What would you like to see on your local government web site?

Thursday, February 08, 2007

Change is good

I've accepted a new job with Envisage Technologies, a small software company in Bloomington. I'm excited about it as it's a company with a firm interest in agile principles:

Do ideas by the Gang of Four, Steve McConnell, Martin Fowler, Tom DeMarco and Kent Beck resonate with you? Join an experienced team of developers in an Agile environment...

So I'm no longer working in Indianapolis for the first time in more than ten years - I'm not sure what I'm going to do with all the extra time!

(I've also set up a LinkedIn account as per Guy Kawasaki's suggestion. Drop me a line if you want to connect to me.)

Tuesday, February 06, 2007

Prius anti-skid props

The problem with having six inches of snow dumped on us is that the hill that leads to our house has a slope that isn't quite a vertical wall, but that's pretty close. So as I was heading home my wife assured me she'd seen the plow go by, and I decided to take the hill, which in good weather would be five minutes, as opposed to going the long way round and taking half an hour.

Up I started, accelerating to about 25 MPH and getting at least 30 or 40 yards before realizing that the plow hadn't been by recently enough to make a difference.
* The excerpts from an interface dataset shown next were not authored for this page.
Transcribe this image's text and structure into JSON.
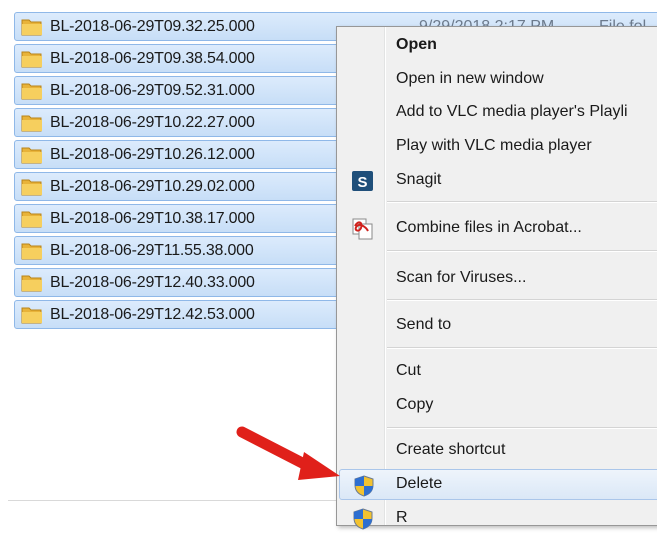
{
  "files": [
    {
      "name": "BL-2018-06-29T09.32.25.000",
      "date": "9/29/2018 2:17 PM",
      "type": "File fol"
    },
    {
      "name": "BL-2018-06-29T09.38.54.000"
    },
    {
      "name": "BL-2018-06-29T09.52.31.000"
    },
    {
      "name": "BL-2018-06-29T10.22.27.000"
    },
    {
      "name": "BL-2018-06-29T10.26.12.000"
    },
    {
      "name": "BL-2018-06-29T10.29.02.000"
    },
    {
      "name": "BL-2018-06-29T10.38.17.000"
    },
    {
      "name": "BL-2018-06-29T11.55.38.000"
    },
    {
      "name": "BL-2018-06-29T12.40.33.000"
    },
    {
      "name": "BL-2018-06-29T12.42.53.000"
    }
  ],
  "context_menu": {
    "open": "Open",
    "open_new_window": "Open in new window",
    "add_vlc_playlist": "Add to VLC media player's Playli",
    "play_vlc": "Play with VLC media player",
    "snagit": "Snagit",
    "combine_acrobat": "Combine files in Acrobat...",
    "scan_viruses": "Scan for Viruses...",
    "send_to": "Send to",
    "cut": "Cut",
    "copy": "Copy",
    "create_shortcut": "Create shortcut",
    "delete": "Delete",
    "rename_partial": "R"
  },
  "colors": {
    "selection": "#cce0f7",
    "menu_background": "#f0f0f0",
    "arrow": "#e0201a"
  }
}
It was easily the worst snow I'd ever tackled on the hill before, and it's not fun having to back down that slope, let me tell you. Especially with the literal vertical drop on the side that sends you ten feet straight down before the drop is conveniently stopped by a tree.

But here's what the Prius does, straight from the brochure:

Motor Traction Control (TRC) – TRC uses sensors which automatically apply the brake to any slipping wheel while delivering more power to the wheels with greater traction.
Vehicle Stability Control (VSC)* – VSC senses oversteer (tail slide) and understeer (nose pushing forward), and managing the power delivered to each wheel.


It was a beautiful thing. I kept the accelerator right around 25 and the car took over from there. It never slipped sideways, never fishtailed, and actually applied acceleration to the wheels in bursts of a couple of hundred milliseconds at a time, followed by coasting to grab what little traction it could, and then accelerating again, and I was at the top of the hill as nice as pie. I only felt guilty for not stopping the cars I passed and telling them, "Your car got TRC? Got VSC? Then DON'T try the hill tonight! Just because my car can do it doesn't mean yours can!" What a beautifully engineered vehicle.